A Kerala sculptor won Rs 30,000 as compensation because a soap endorsed by Malayali actor Mammootty did not make him “fair”. After using the “fairness soap” by popular Kerala brand Indulekha for over a year, when K Chaathu, 67, didn't see any difference in his skin tone, he decided to take action.

Eight children from South India are among the 25 National Bravery Award winners this year. The winners will receive the award, a medal, a certificate and cash prize from Prime Minister Narendra Modi at his residence on January 24.

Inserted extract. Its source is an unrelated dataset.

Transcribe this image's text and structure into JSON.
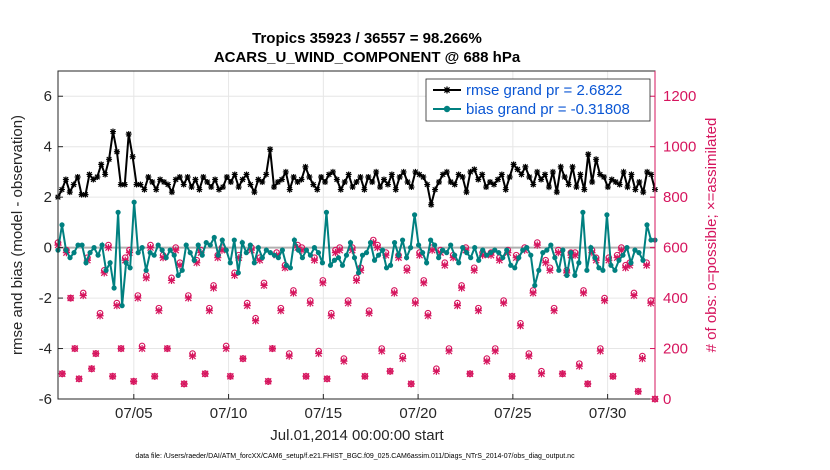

Visitors of the International Kolkata Book Fair can catch a glimpse of the 39-year-long journey of the fair this year. At the 40th edition of the book fair, installations depicting its “historic achievements” will be set up. A mobile app is also available for visitors to locate their favourites among the 600 stalls.


It is important to recognize that the defining value of the Pakistani military-jihadi complex is that reconciliation with India is detrimental to its interests and survival. It explains why previous negotiations, however close they might have been to a solution, have failed; the complex strikes back whenever it feels threatened. This column in Mint explains why India is better served by leaving the handling of its Pakistan policy to civil servants and diplomats, rather than its political leadership.

The emerging West Asia has little in common with India’s outdated perceptions of the region. Persisting with the traditional political timidity and posturing will cost India dearly, writes C Raja Mohan in The Indian Express.

Frequent polls in the country should be discouraged as they not only take a heavy toll on governance, but also destabilise the duly-elected governments and impose a heavy burden on the exchequer, says A Surya Prakash in The Pioneer.